Genel Bakış

Osmanlı Toplum Yaşamının Dönüşümü Aşamasında Şirket-i Hayriye

Çok cazip ve değerli coğrafi konumu, 300 bin yıl öncesine dayanan tarihi ile İstanbul, bir deniz kenti olarak her zaman göz önündeydi.

1800’lü yılların sonundan itibaren, Osmanlı Devleti'nde modernleşme eğilimi giderek belirginleşmeye başladı. Sultan II. Mahmut’un öncülüğünde, Osmanlı Devleti, devlet bürokrasisi, bilim teknik, toplumsal yaşam alanında köklü değişiklikler geçiriyordu.
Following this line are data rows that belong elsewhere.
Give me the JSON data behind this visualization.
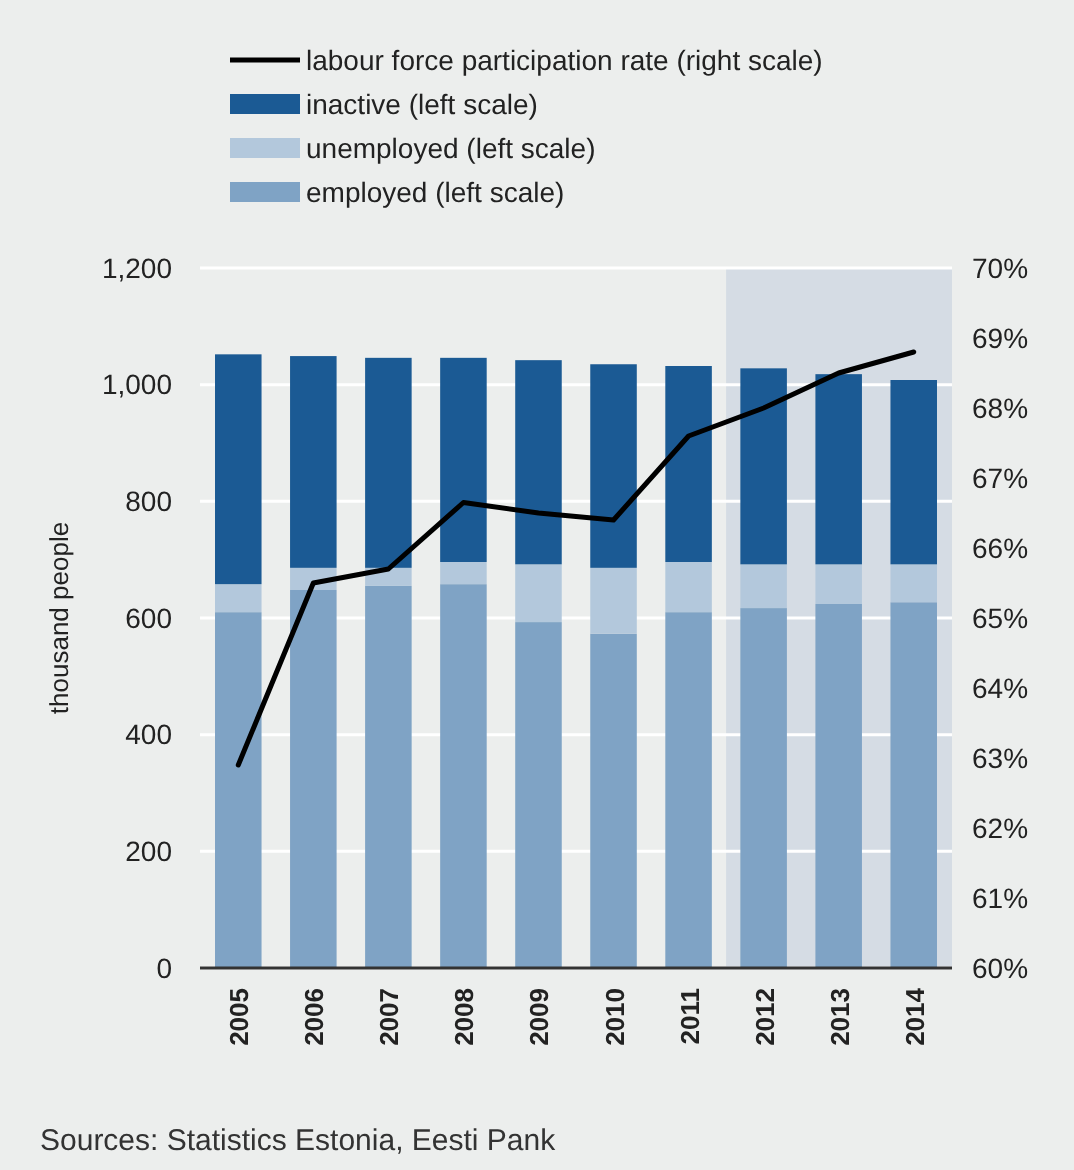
{
  "chart_data": {
    "type": "bar",
    "stacked": true,
    "categories": [
      "2005",
      "2006",
      "2007",
      "2008",
      "2009",
      "2010",
      "2011",
      "2012",
      "2013",
      "2014"
    ],
    "ylabel": "thousand people",
    "ylim": [
      0,
      1200
    ],
    "yticks": [
      0,
      {
        "value": 200,
        "label": "200"
      },
      {
        "value": 400,
        "label": "400"
      },
      {
        "value": 600,
        "label": "600"
      },
      {
        "value": 800,
        "label": "800"
      },
      {
        "value": 1000,
        "label": "1,000"
      },
      {
        "value": 1200,
        "label": "1,200"
      }
    ],
    "y2lim": [
      60,
      70
    ],
    "y2ticks": [
      {
        "value": 60,
        "label": "60%"
      },
      {
        "value": 61,
        "label": "61%"
      },
      {
        "value": 62,
        "label": "62%"
      },
      {
        "value": 63,
        "label": "63%"
      },
      {
        "value": 64,
        "label": "64%"
      },
      {
        "value": 65,
        "label": "65%"
      },
      {
        "value": 66,
        "label": "66%"
      },
      {
        "value": 67,
        "label": "67%"
      },
      {
        "value": 68,
        "label": "68%"
      },
      {
        "value": 69,
        "label": "69%"
      },
      {
        "value": 70,
        "label": "70%"
      }
    ],
    "series": [
      {
        "name": "employed (left scale)",
        "color": "#7fa3c5",
        "values": [
          610,
          648,
          655,
          658,
          593,
          573,
          610,
          617,
          624,
          627
        ]
      },
      {
        "name": "unemployed (left scale)",
        "color": "#b3c8dc",
        "values": [
          48,
          38,
          31,
          38,
          99,
          113,
          86,
          75,
          68,
          65
        ]
      },
      {
        "name": "inactive (left scale)",
        "color": "#1b5a94",
        "values": [
          394,
          363,
          360,
          350,
          350,
          349,
          336,
          336,
          326,
          316
        ]
      },
      {
        "name": "labour force participation rate (right scale)",
        "type": "line",
        "axis": "y2",
        "color": "#000000",
        "values": [
          62.9,
          65.5,
          65.7,
          66.65,
          66.5,
          66.4,
          67.6,
          68.0,
          68.5,
          68.8
        ]
      }
    ],
    "bands": [
      {
        "axis": "x",
        "from": "2012",
        "to": "2014",
        "color": "#d5dce4"
      }
    ],
    "grid": "y",
    "legend": "top",
    "annotations": [
      "Sources: Statistics Estonia, Eesti Pank"
    ]
  }
}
Divan-ı Hümayun'un kaldırılması ve yerine bugünkü bakanlıklara benzer şekilde nazırlıklar kurulması, gerçek anlamda ilk nüfus sayımının yapılması, ilk posta teşkilatının kurulması, batılı tarzda eğitim veren ilk eğitim kurumu olarak Mekteb-i Tıbbiye-i Şahane ve ilk harp okulu olarak Mekteb-i Harbiye'nin kurulması ve ilk resmi gazete olan Takvim-i Vakayi'nin yayın hayatına başlaması toplumsal, ekonomik, kültürel ve siyasal yaşamı kökten dönüşüme uğratıyordu.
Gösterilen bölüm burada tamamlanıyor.